4 Stop IS does make the lens more useful in low light, but it does not make it "faster" by any means.
I was never de-bunking the awesomeness of the lens.
I was just correcting a hastily made comment, which was inaccurate. And, if read by anyone whom did not know of IS's fallback of not stabilizing moving subjects, would be false information.
I was making a simple "footnote" per-se, to the statement I quoted in bold.

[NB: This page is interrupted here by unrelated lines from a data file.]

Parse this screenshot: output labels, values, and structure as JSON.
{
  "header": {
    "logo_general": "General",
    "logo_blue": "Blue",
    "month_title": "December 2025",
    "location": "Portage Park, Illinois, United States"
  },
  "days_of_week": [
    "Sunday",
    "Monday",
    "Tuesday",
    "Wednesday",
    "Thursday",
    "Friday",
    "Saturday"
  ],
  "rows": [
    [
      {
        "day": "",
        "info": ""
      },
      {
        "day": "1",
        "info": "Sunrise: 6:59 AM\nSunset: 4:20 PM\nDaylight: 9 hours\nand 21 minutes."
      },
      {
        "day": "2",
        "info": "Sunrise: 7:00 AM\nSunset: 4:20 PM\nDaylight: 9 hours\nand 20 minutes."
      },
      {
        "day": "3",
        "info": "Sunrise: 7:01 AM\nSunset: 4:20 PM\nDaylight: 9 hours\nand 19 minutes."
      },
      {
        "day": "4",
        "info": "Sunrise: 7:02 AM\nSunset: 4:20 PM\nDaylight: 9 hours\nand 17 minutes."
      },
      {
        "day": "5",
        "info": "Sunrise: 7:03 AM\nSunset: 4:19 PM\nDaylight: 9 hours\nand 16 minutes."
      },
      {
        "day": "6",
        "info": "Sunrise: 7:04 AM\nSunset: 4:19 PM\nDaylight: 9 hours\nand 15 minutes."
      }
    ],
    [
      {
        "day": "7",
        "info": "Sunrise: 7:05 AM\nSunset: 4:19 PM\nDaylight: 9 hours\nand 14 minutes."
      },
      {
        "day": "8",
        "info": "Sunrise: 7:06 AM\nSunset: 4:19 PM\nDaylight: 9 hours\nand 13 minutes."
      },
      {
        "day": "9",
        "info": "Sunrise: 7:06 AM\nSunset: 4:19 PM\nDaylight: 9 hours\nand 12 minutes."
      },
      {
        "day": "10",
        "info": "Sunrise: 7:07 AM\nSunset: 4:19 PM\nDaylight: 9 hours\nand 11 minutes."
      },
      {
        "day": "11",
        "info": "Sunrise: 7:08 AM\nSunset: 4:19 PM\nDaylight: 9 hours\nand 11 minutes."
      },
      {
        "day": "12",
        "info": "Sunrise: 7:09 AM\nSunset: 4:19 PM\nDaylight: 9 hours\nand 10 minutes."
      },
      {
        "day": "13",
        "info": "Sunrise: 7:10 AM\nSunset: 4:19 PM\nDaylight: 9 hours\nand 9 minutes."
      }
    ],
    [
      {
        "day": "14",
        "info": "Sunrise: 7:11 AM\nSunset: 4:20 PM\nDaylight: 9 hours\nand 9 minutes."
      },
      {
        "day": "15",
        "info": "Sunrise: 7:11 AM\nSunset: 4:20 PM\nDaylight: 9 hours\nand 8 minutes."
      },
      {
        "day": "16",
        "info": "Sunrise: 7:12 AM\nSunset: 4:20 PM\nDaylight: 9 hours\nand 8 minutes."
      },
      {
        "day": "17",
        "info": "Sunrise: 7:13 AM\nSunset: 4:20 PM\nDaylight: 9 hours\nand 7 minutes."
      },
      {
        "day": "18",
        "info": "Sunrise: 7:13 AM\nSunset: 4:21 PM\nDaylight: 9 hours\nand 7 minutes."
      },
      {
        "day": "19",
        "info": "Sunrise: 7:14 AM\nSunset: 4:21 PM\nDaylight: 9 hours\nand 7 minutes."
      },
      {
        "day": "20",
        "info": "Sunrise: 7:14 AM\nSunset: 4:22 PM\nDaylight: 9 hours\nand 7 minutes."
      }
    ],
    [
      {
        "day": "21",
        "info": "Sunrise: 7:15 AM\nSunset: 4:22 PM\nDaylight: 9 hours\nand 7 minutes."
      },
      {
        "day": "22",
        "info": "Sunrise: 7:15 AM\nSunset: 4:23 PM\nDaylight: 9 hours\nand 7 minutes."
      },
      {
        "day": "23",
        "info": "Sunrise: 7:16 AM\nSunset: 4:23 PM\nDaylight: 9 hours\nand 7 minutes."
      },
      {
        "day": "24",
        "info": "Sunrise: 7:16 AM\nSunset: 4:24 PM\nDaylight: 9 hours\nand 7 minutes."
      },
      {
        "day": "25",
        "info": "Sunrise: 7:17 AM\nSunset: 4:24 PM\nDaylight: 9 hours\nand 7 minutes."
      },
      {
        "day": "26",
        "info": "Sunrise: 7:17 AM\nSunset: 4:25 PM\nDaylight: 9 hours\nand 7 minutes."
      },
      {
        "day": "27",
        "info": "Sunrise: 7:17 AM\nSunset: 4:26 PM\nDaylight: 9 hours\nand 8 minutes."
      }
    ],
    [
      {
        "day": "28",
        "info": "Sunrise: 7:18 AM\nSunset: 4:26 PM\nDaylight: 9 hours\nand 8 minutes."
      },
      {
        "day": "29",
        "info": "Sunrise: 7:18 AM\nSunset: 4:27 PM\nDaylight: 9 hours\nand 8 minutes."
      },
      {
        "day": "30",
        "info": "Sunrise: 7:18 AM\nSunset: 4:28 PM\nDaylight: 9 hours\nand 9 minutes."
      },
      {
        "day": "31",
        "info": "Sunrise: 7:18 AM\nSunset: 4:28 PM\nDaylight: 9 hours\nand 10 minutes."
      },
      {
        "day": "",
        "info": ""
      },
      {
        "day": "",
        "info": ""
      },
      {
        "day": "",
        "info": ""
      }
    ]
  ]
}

Again gaining one stop of light makes your camera/lens one stop faster than if you didn't gain that one stop. Whether its one stop more sensitivity (ISO 3200 to 6400), one more stop stutter speed 1 second to 2 seconds or one more stop f/2 to f 1.4. All of those examples show gaining one more stop of light. And again I never brought freezing motion into the conversation. I've only been talking about camera motion when hand holding To be able to hand hold consistently a 200mm lens at 1/25 of a second is amazing. Thats a 3 stops of light advantage in a real world example. You should probably hand hold a 200mm without IS at 1/200 of a second (to minimize camera motion) and 1/25 of a second is gaining 3 stops of light. 200 to 100 is one stop. 100 to 50 two stops and 50 to 25 is 3 stops and again I'm talking hand holding and camera movement but its real. I could never hand hold a 135L and get consistent results at 1/25 of a second.